夏亦峥只看着他却并不回话,有时候过犹不及,人呢也不能逼的太紧。
他轻轻揪住林初淮的衣摆,很小声的道:“长昀,我……”后面的话没说出口,却皱紧了眉头。
林初淮愣了一下,却也不知该如何接话。
夏亦峥闭了闭眼:“没事,早些安置吧。”
林初淮有些不信,但以他们现在的关系也不好多言。
今日,很多举动于他们而言多少都显得过于亲密了。
熄灯后,林初淮抱了另一条锦被躺在了床的里侧,尽可能的离夏亦峥远远的。
夏亦峥在确定林初淮躺好后下床熄灯,也老实的躺在了外侧。
半夜,林初淮是被身旁粗重压抑的呼吸声惊醒的,下意识的偏过头,只见那人宽厚的背部和蜷缩的身子,他小心的从床尾下床,却被入目的景象惊在了原地。
只见那人双眸紧闭,额上冷汗涔涔,额前碎发已被打湿,好些都黏在脸上,脸色也是不正常的惨白,竟衬得唇色有几分诡异的红。
这模样,是他从不曾展露过的脆弱。
林初淮俯身轻轻拍着他面庞,意料之中的触到了一手濡湿“夏亦峥,醒醒,醒醒。”
直这样唤了好几声,夏亦峥的睫毛才缓缓动了动,睁开了眼,瞳孔尚没什么焦距有些涣散,看着有几分脆弱和迷茫。
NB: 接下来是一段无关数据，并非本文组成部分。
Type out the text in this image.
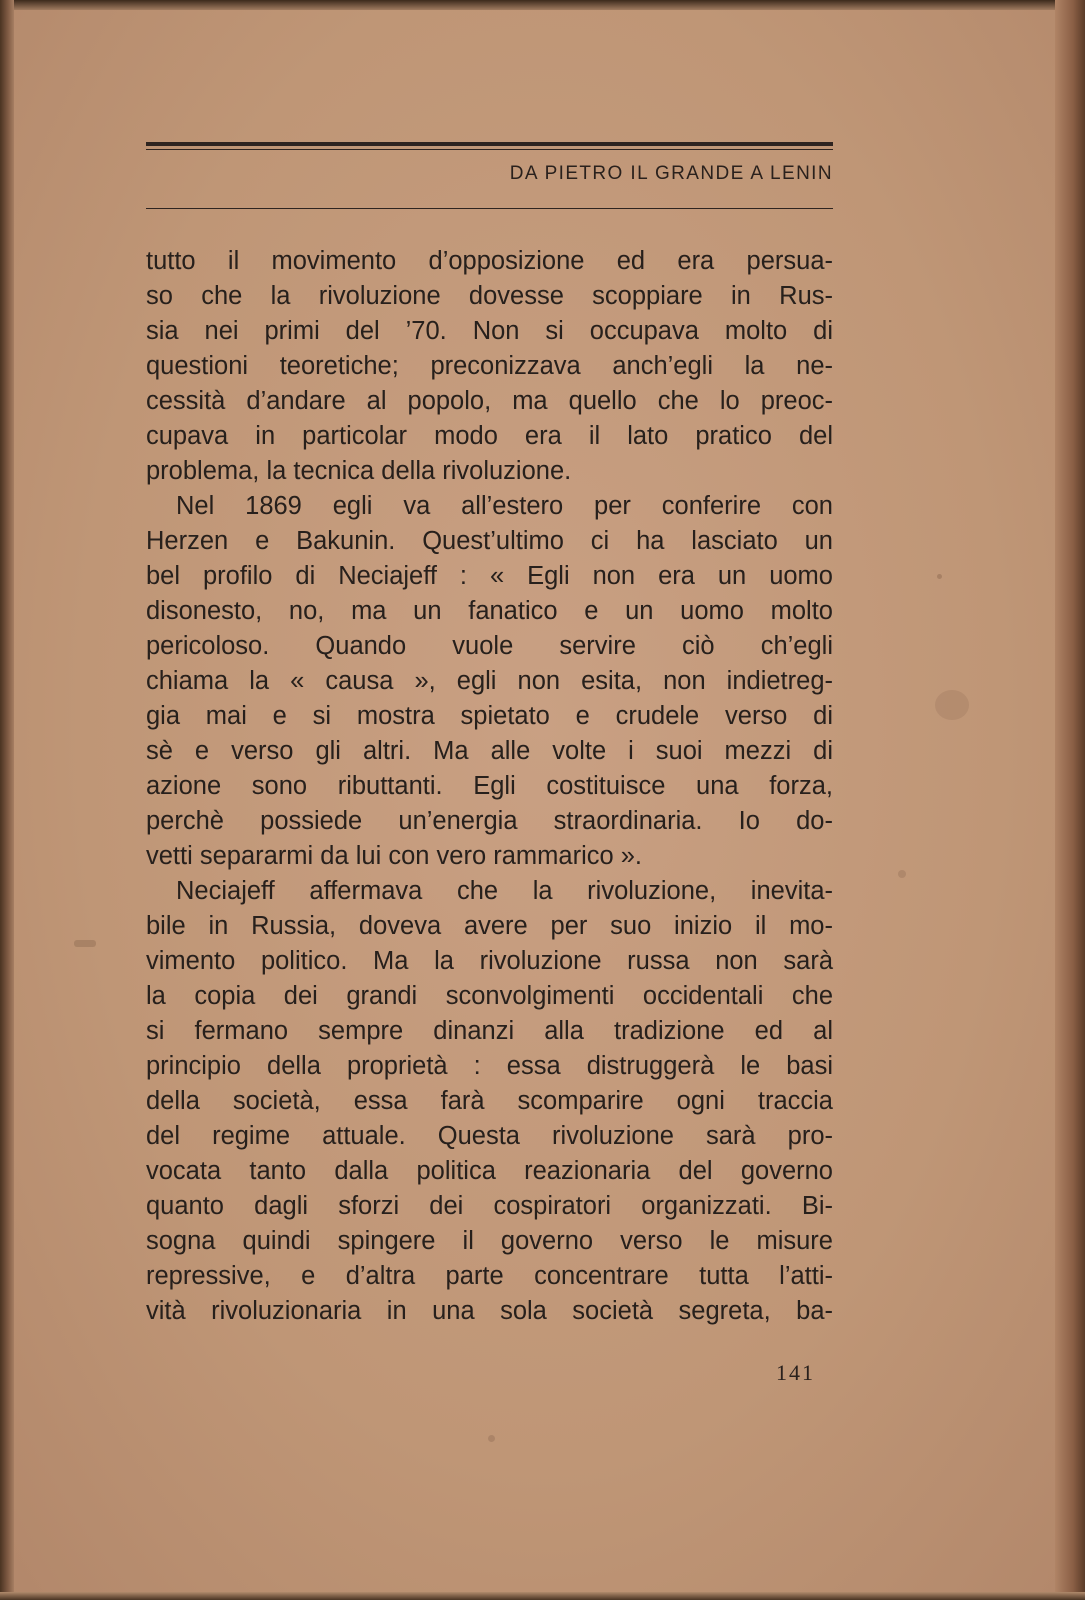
DA PIETRO IL GRANDE A LENIN
tutto il movimento d’opposizione ed era persua-
so che la rivoluzione dovesse scoppiare in Rus-
sia nei primi del ’70. Non si occupava molto di
questioni teoretiche; preconizzava anch’egli la ne-
cessità d’andare al popolo, ma quello che lo preoc-
cupava in particolar modo era il lato pratico del
problema, la tecnica della rivoluzione.
Nel 1869 egli va all’estero per conferire con
Herzen e Bakunin. Quest’ultimo ci ha lasciato un
bel profilo di Neciajeff : « Egli non era un uomo
disonesto, no, ma un fanatico e un uomo molto
pericoloso. Quando vuole servire ciò ch’egli
chiama la « causa », egli non esita, non indietreg-
gia mai e si mostra spietato e crudele verso di
sè e verso gli altri. Ma alle volte i suoi mezzi di
azione sono ributtanti. Egli costituisce una forza,
perchè possiede un’energia straordinaria. Io do-
vetti separarmi da lui con vero rammarico ».
Neciajeff affermava che la rivoluzione, inevita-
bile in Russia, doveva avere per suo inizio il mo-
vimento politico. Ma la rivoluzione russa non sarà
la copia dei grandi sconvolgimenti occidentali che
si fermano sempre dinanzi alla tradizione ed al
principio della proprietà : essa distruggerà le basi
della società, essa farà scomparire ogni traccia
del regime attuale. Questa rivoluzione sarà pro-
vocata tanto dalla politica reazionaria del governo
quanto dagli sforzi dei cospiratori organizzati. Bi-
sogna quindi spingere il governo verso le misure
repressive, e d’altra parte concentrare tutta l’atti-
vità rivoluzionaria in una sola società segreta, ba-
141
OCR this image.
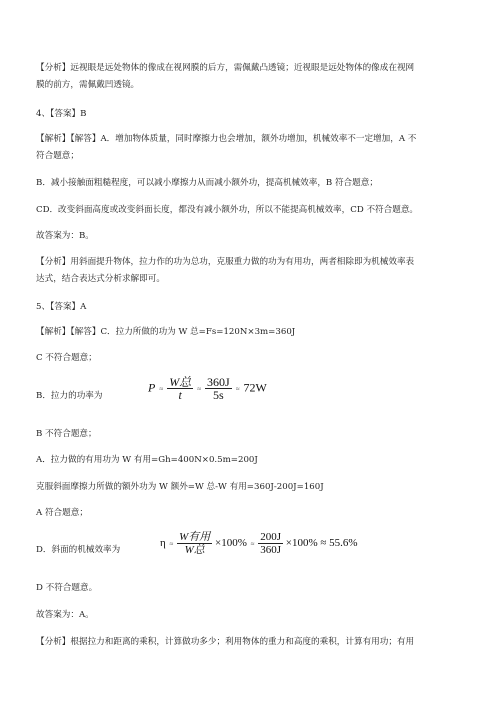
【分析】远视眼是远处物体的像成在视网膜的后方，需佩戴凸透镜；近视眼是远处物体的像成在视网
膜的前方，需佩戴凹透镜。
4、【答案】B
【解析】【解答】A．增加物体质量，同时摩擦力也会增加，额外功增加，机械效率不一定增加，A 不
符合题意；
B．减小接触面粗糙程度，可以减小摩擦力从而减小额外功，提高机械效率，B 符合题意；
CD．改变斜面高度或改变斜面长度，都没有减小额外功，所以不能提高机械效率，CD 不符合题意。
故答案为：B。
【分析】用斜面提升物体，拉力作的功为总功，克服重力做的功为有用功，两者相除即为机械效率表
达式，结合表达式分析求解即可。
5、【答案】A
【解析】【解答】C．拉力所做的功为 W 总=Fs=120N×3m=360J
C 不符合题意；
B．拉力的功率为
$P \approx \frac{\text{W总}}{t} \approx \frac{360J}{5s} \approx 72W$
B 不符合题意；
A．拉力做的有用功为 W 有用=Gh=400N×0.5m=200J
克服斜面摩擦力所做的额外功为 W 额外=W 总-W 有用=360J-200J=160J
A 符合题意；
D．斜面的机械效率为
$\eta \approx \frac{\text{W有用}}{\text{W总}} \times 100\% \approx \frac{200J}{360J} \times 100\% \approx 55.6\%$
D 不符合题意。
故答案为：A。
【分析】根据拉力和距离的乘积，计算做功多少；利用物体的重力和高度的乘积，计算有用功；有用
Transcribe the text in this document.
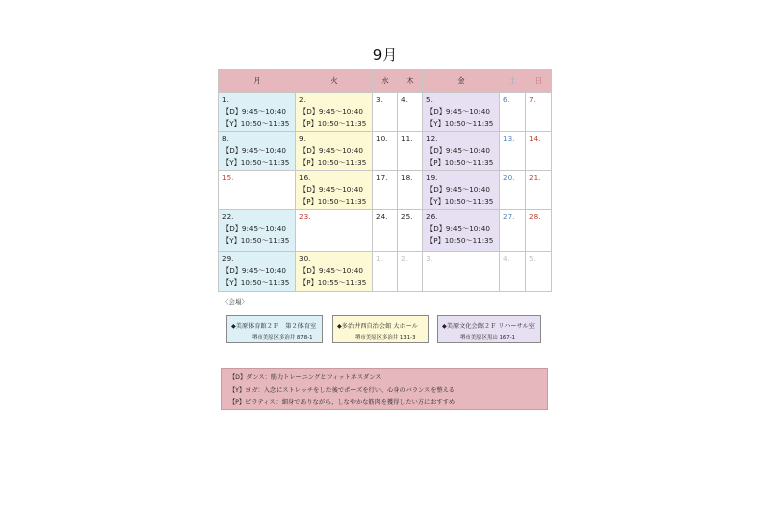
9月
月	火	水	木	金	土	日

1.
【D】9:45～10:40
【Y】10:50～11:35	2.
【D】9:45～10:40
【P】10:50～11:35	3.	4.	5.
【D】9:45～10:40
【Y】10:50～11:35	6.	7.

8.
【D】9:45～10:40
【Y】10:50～11:35	9.
【D】9:45～10:40
【P】10:50～11:35	10.	11.	12.
【D】9:45～10:40
【P】10:50～11:35	13.	14.

15.	16.
【D】9:45～10:40
【P】10:50～11:35	17.	18.	19.
【D】9:45～10:40
【Y】10:50～11:35	20.	21.

22.
【D】9:45～10:40
【Y】10:50～11:35	23.	24.	25.	26.
【D】9:45～10:40
【P】10:50～11:35	27.	28.

29.
【D】9:45～10:40
【Y】10:50～11:35	30.
【D】9:45～10:40
【P】10:55～11:35	1.	2.	3.	4.	5.
〈会場〉
◆美原体育館２Ｆ　第２体育室
堺市美原区多治井 878-1
◆多治井西自治会館 大ホール
堺市美原区多治井 131-3
◆美原文化会館２Ｆ リハーサル室
堺市美原区黒山 167-1
【D】ダンス：筋力トレーニングとフィットネスダンス
【Y】ヨガ：入念にストレッチをした後でポーズを行い、心身のバランスを整える
【P】ピラティス：細身でありながら、しなやかな筋肉を獲得したい方におすすめ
好半天才回过神来,轻咳了一声,开口却只余些气音“长昀,怎么了?”
“是你怎么了才是。”林初淮说话素来没什么情绪起伏,一时也让人难辨喜怒。
夏亦峥缓了缓,攒了些力气才再度开口“吵醒你了,抱歉,早些睡吧,明早还要进宫。”
夏亦峥说完这些话就闭口不言了,丝毫没有要回答林初淮问题的意思。
可这次,林初淮却并不打算让他这么轻松的逃过话头,但也不开口,就这么看着他,神色中带了不易察觉的压迫性。
没过一会儿,夏亦峥就败下阵来。
他可以去过关斩将,却独独受不了他这样的目光。
还真是应了那句老话,世间情动,先者败降,不过是一物降一物罢了。
“胃脘有些隐痛,忍忍就过去了。”那针扎般的绞痛被夏亦峥轻描淡写的一句话就带过去了。